Wednesday, March 23, 2011

City’s groundwater sources ‘not improving’

City’s groundwater sources ‘not improving’
By Bernadette Parco
Sun.Star Cebu
March 23, 2011

THERE is no improvement in the level of saltwater intrusion in Metro Cebu in the last five years, said a University of San Carlos (USC) water expert.

To augment water supply, the construction of additional reservoirs is recommended.

“The groundwater is not better. While saltwater has not moved fast for the past five years, it has also not moved back. It is status quo since five years ago; it is not improving,” said Engr. Fe Walag of the USC Water Resources Center.

Saltwater intrusion is attributed to over-extraction of groundwater.

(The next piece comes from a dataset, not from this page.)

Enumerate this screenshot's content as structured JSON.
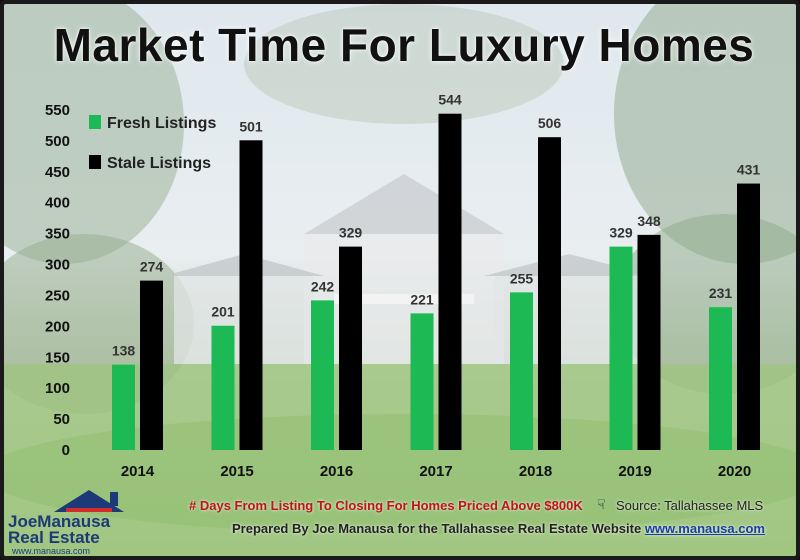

This results to water wells being rendered useless as aquifers became saline.

“We hope what we are doing can help allow rainwater in going underground, by setting up this facility,” she told reporters yesterday after the blessing and inauguration of the Buhisan Eco-Center, as part of the celebration of 18th World Water Day.

World Water Day is an initiative of the United Nations to promote the sustainable management of freshwater resources.

The center is a showcase of environment efforts of non-government organizations, such as the Philippine Business for Social Progress (PBSP), Cebu Uniting for Sustainable Water (CUSW), the Metropolitan Cebu Water District (MCWD) and the Cebu City Government.

The facility includes a rainwater catchment system, heritage tree nursery and the Buhisan Butterfly Garden.

The reservoir is located with the 629-hectare Buhisan watershed, one of five watersheds that make up the Cebu Central Protected Landscape (CCPL).

The dam is the only surface water source of Metro Cebu, with production ranging from 5,000 cubic meters (cu. m.) per day during the dry season to 10,000 cu. m. per day during the rainy season.

Walag said the more rainwater is collected, the more water will go to the rivers and seep into the ground to recharge the aquifer.

“Because of the changing climate what we need are more reservoirs,” said Walag.
The proposed sites are the rivers of Mananga, Kotkot, Lusaran and also urban rivers like Buhisan, Bulacao, Lahug and Guadalupe.

“There are sites that are good for the reservoirs. What is needed is the will to construct (the reservoirs),” she said.

“We keep talking about proposals, all the good studies, but we refuse to implement them,” she said.

MCWD general manager Engr. Armando Paredes assured the quality of water served to its clients is maintained.

He said water is processed at the Tisa Filter Plant and daily bacteriological tests are conducted.

Paredes said the eco-center would be the venue to educate people to care for the environment and protect water sources.

The Freedom from Debt Coalition (FDC) noted in a press statement that “drinking water
is finite.”

“In our country alone, 50 of our 421 rivers have already been declared biologically dead. There is a pressing need to conserve and protect our freshwater resources, and that need is further multiplied by the impacts of climate change,” the group said.

“Now is a more urgent time than before to ensure that competition for our water resources does not translate into the deprivation of any man, woman or child of the water that they require for an adequate standard of living,” the group said.